The conference also will be attended by a number of major religious figures from the Islamic world including the top religious figures from Egypt, Saudi Arabia, Turkey, Syria, the Gulf and Iran. Egypt's Shaykh al-Azhar Mohammad Sayyed Tantawi and Arab League Secretary General Amr Musa are expected to join the King in denouncing extremist misinterpretations of Islam that feed the sectarian violence in Iraq. Together they will reaffirm the underlying values and principles shared by all branches of Islam.

The Iraqi Islamic Reconciliation Summit builds upon The International Islamic Conference on “True Islam and its Role in Modern Society” hosted by King Abdullah in July 2005. In the final conference declaration, over 180 scholars representing 45 countries signed the final declaration condemning the practice known as takfir (calling others “apostates”) that is used by extremists to justify violence. They were supported by fatwas from 20 of the world's most senior Islamic scholars, including the Shaykh Al-Azhar, Grand Ayatollah Sistani, the Muftis of Egypt, Turkey, Syria, Jordan and Oman and Sheikh Yusif Al-Qardawi. The declaration also recognized the legitimacy of all eight of the traditional schools of Islamic religious law (madhhabs): the Sunni, Shi'i and Ibadi branches of Islam, as well as traditional Asharite theology, Islamic mysticism (Sufism) and moderate Salafi thought. The declaration also identified their common principles and beliefs and defined the necessary qualifications and conditions for issuing fatwas, thereby exposing the illegitimacy of the so-called fatwas justifying terrorism as being outside of orthodox Islamic religious law and in clear violation of Islam's core principles. This historical Islamic consensus was adopted by the entire Islamic world at the Organization of the Islamic Conference summit at Mecca in December 2005. This agreement on religious principles will form the doctrinal basis for the Iraqi Islamic Reconciliation Summit's final declaration.
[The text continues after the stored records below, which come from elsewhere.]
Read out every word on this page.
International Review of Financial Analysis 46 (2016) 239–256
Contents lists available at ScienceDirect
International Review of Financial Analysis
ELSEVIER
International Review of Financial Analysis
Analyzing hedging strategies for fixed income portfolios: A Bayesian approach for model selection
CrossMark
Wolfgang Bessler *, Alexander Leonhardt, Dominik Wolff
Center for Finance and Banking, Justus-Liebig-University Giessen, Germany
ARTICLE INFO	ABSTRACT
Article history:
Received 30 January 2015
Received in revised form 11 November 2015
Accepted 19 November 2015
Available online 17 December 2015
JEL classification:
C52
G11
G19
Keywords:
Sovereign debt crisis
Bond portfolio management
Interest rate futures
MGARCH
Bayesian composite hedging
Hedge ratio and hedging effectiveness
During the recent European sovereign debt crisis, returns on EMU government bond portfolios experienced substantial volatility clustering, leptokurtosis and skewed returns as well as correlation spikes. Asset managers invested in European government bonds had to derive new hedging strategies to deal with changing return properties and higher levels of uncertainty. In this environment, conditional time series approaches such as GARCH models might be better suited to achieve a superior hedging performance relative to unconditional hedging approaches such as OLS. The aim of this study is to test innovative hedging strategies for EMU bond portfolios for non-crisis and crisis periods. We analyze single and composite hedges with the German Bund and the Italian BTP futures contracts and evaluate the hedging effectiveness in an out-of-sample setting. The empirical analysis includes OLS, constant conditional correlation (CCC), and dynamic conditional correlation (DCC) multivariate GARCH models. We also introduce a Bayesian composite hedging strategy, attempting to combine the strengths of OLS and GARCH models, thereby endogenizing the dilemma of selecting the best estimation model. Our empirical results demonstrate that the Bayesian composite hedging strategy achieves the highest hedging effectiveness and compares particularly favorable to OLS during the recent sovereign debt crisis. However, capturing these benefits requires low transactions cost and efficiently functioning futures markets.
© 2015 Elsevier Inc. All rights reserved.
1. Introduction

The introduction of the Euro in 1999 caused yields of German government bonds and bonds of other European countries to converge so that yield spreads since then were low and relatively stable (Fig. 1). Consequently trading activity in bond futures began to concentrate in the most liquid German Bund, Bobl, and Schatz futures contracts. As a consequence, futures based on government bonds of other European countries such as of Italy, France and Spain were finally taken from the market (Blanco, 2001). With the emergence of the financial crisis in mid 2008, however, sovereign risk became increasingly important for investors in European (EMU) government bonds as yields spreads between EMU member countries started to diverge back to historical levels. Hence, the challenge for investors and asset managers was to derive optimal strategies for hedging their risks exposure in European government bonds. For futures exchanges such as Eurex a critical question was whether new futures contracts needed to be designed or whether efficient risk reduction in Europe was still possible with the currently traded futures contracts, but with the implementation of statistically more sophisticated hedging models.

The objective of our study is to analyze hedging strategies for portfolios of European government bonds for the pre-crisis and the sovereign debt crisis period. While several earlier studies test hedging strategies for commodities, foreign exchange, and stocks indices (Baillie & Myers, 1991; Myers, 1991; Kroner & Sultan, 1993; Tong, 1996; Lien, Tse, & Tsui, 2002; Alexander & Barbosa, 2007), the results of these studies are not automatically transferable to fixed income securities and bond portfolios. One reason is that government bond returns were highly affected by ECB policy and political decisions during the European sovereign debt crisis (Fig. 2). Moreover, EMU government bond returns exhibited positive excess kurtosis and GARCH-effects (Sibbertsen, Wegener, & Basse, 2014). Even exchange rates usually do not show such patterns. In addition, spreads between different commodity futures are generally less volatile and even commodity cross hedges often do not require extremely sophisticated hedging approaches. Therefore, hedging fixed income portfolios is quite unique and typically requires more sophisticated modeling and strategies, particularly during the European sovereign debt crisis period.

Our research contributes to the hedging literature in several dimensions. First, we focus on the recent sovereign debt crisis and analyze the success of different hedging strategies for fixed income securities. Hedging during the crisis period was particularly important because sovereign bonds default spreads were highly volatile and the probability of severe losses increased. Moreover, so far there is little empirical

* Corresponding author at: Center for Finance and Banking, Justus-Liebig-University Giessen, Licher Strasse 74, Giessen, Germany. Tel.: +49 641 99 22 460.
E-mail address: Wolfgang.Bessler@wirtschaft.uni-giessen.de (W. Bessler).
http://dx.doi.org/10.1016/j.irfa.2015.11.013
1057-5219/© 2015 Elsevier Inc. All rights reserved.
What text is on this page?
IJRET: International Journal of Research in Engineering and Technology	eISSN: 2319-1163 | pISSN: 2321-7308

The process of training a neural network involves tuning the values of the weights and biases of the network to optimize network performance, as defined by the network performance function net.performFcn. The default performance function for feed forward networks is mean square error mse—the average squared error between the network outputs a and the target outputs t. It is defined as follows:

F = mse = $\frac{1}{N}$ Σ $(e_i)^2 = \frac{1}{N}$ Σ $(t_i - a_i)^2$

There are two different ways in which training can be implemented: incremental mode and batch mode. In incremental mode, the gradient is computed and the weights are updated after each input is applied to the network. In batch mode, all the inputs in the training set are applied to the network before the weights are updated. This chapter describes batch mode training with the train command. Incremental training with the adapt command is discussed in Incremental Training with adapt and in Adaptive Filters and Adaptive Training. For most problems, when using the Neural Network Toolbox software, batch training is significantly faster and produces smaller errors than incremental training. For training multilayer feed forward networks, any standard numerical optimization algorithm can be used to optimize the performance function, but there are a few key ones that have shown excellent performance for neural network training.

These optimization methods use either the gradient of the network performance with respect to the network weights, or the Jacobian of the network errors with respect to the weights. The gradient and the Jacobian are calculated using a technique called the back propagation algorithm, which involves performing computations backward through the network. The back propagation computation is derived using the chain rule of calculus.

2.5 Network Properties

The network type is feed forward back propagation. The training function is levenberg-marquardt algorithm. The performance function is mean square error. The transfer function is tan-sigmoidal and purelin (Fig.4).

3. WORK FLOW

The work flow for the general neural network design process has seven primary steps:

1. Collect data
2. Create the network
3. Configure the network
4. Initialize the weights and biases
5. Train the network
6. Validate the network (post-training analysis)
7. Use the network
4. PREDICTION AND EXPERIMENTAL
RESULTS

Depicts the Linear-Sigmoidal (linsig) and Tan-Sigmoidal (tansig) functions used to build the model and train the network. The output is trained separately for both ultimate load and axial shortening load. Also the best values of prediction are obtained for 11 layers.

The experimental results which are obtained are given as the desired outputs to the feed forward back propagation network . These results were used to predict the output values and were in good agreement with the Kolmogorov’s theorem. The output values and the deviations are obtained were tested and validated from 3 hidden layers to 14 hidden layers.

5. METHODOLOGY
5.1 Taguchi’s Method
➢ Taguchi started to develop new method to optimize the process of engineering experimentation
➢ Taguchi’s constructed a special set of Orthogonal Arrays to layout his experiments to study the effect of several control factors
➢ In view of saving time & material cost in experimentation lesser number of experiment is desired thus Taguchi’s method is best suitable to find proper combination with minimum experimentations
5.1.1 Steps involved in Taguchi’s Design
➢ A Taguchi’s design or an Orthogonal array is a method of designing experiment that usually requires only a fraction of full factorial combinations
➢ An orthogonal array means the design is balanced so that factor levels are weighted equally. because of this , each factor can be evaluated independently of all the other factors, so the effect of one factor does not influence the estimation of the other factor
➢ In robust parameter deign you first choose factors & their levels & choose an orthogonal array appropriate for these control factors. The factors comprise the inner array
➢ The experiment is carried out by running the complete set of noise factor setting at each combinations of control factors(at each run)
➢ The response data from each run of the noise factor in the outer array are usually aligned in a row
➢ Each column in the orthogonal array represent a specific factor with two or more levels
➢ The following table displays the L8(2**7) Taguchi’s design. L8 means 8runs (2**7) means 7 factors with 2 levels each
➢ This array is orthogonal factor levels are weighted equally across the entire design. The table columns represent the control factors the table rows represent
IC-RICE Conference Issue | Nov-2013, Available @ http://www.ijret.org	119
The convening of the summit reflects King Abdullah's efforts to promote moderation and harmony among Muslims. The King is uniquely poised to facilitate this summit because as a forty-first generation direct descendent of the Prophet Muhammad (pbuh) and thus a member of the Aal al-Bayt (the Household of the Prophet pbuh), he enjoys unique status amongst all Muslims. Also, he is the scion of the oldest ruling dynasty in the Islamic world. Moreover, Jordan enjoys unique social, tribal, economic and historical ties with Iraq, and, for the last 30 years - and especially since the beginning of the current fighting in Iraq - Jordan has given shelter and safe passage to millions of Iraqis. There are today over half million Iraqis living in the Hashemite Kingdom of Jordan.